Des responsables du site Walla sont appelés à apporter des témoignages supplémentaires dans l'Affaire 4000, ce qui ne devrait pas retarder la décision du procureur général

Le procureur général Avichai Mandelblit durant une conférence organisée par Hadashot News à Jérusalem le 3 septembre 2018. (Crédit : Yonatan Sindel/ Flash90)
Le procureur général Avichai Mandelblit durant une conférence organisée par Hadashot News à Jérusalem le 3 septembre 2018. (Crédit : Yonatan Sindel/ Flash90)

Le procureur-général Avichai Mandelblit a ordonné aux enquêteurs de collecter des informations supplémentaires auprès de témoins dans une affaire de corruption impliquant le Premier ministre Benjamin Netanyahu, a fait savoir jeudi la chaîne Hadashot.

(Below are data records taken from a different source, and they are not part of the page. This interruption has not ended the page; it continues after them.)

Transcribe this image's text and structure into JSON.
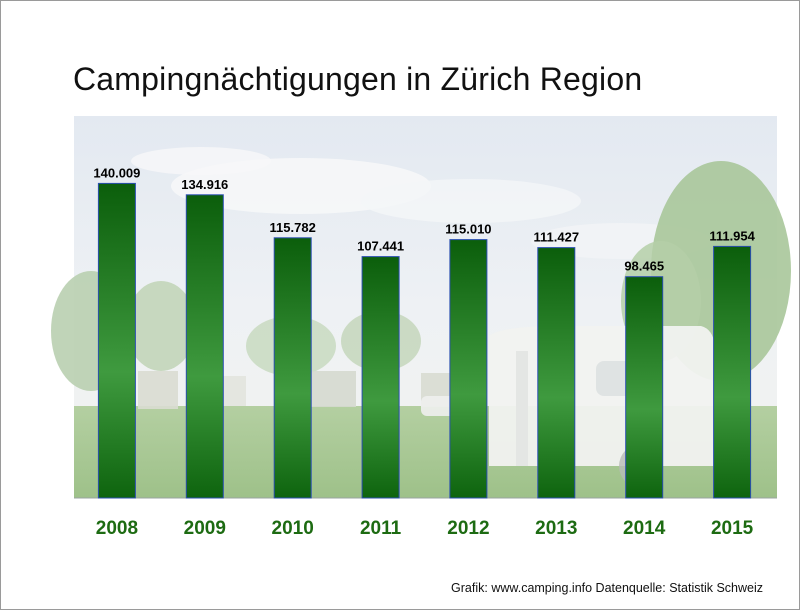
{
  "title": "Campingnächtigungen in Zürich Region",
  "source": "Grafik: www.camping.info   Datenquelle: Statistik Schweiz",
  "colors": {
    "bar_top": "#0b5e0b",
    "bar_mid": "#3f9a3f",
    "bar_bottom": "#0e640e",
    "bar_border": "#2a4fb0",
    "category_label": "#1d6b12"
  },
  "chart_data": {
    "type": "bar",
    "title": "Campingnächtigungen in Zürich Region",
    "categories": [
      "2008",
      "2009",
      "2010",
      "2011",
      "2012",
      "2013",
      "2014",
      "2015"
    ],
    "values": [
      140009,
      134916,
      115782,
      107441,
      115010,
      111427,
      98465,
      111954
    ],
    "value_labels": [
      "140.009",
      "134.916",
      "115.782",
      "107.441",
      "115.010",
      "111.427",
      "98.465",
      "111.954"
    ],
    "ylim": [
      0,
      170000
    ],
    "grid": false,
    "background": "photo-campsite-with-caravan"
  }
}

Dans l’enquête, connue sous le nom d’Affaire 4000, Netanyahu est soupçonné d’avoir fait avancer des mesures de régulation favorables à l’actionnaire principal de Bezeq, Shaul Elovitch, en échange d’une couverture flatteuse sur le site d’information Walla, propriété de ce dernier. La police a recommandé l’inculpation des deux hommes.

Selon Hadashot, un certain nombre d’employés de Walla ont été convoqués pour apporter leurs témoignages, notamment des hauts-responsables et d’autres qui n’avaient pas été appelés à témoigner jusqu’à présent, pour compléter les preuves d’ores et déjà réunies.

Citant des responsables proches de l’enquête qui n’ont pas été identifiés, le reportage a expliqué que ces témoignages supplémentaires ne devraient pas retarder l’annonce d’une éventuelle inculpation du Premier ministre – ou de la fermeture du dossier – par Mandelblit.

Netanyahu, qui a nié toute malversation, a appelé Mandelblit à ne pas faire part de sa décision d’une potentielle mise en examen avant le scrutin du 9 avril, le processus de cette audience ne pouvant être terminé avant le vote. Le Premier ministre a aussi juré de continuer à diriger son parti du Likud lors des élections, même s’il devait être convoqué entre temps.

Le Premier ministre Benjamin Netanyahu prend la parole lors des funérailles de l’ancien ministre de la Défense et des Affaires étrangères Moshe Arens au cimetière de Savyon, le 8 janvier 2019. (Flash90)

La police a également recommandé l’inculpation de Netanyahu dans deux autres enquêtes criminelles.

Dans une déclaration en direct retransmise en direct à la télévision et en prime-time dans la soirée de lundi, Netanyahu a demandé que la police l’autorise à se confronter à ses anciens conseillers et collègues qui auraient fourni des preuves concluantes contre lui dans les trois dossiers où il fait figure de suspect.

Mercredi, la chaîne Hadashot a fait savoir qu’une source proche de l’enquête avant dit que le Premier ministre avait déjà manqué une opportunité préalable d’affronter ceux qui avaient témoigné en sa défaveur – une affirmation rejetée par les avocats de Netanyahu qui ont expliqué qu’il s’agissait d’une initiative visant à décrédibiliser une fois encore leur client.

En plus de l’Affaire 4000, Netanyahu est également soupçonné d’avoir touché des pots-de-vin sous la forme de cadeaux de la part de riches associés et, dans un autre cas, il est soupçonné d’avoir tenté de conclure un accord de compromis prévoyant des faveurs en termes de régulation en échange d’une couverture médiatique positive de ses actions.

Des informations parues dans les médias ont noté que Mandelblit, qui décidera d’une éventuelle inculpation, annoncera sa décision au mois de février.

Netanyahu a rejeté les accusations de corruption, évoquant une chasse aux sorcières, et a poussé Mandelblit à ne faire part de sa décision qu’à l’issue des élections, disant qu’elle pourrait influencer le scrutin de manière inéquitable dans la mesure où il ne pourrait pas faire connaître sa propre version des événements d’ici là.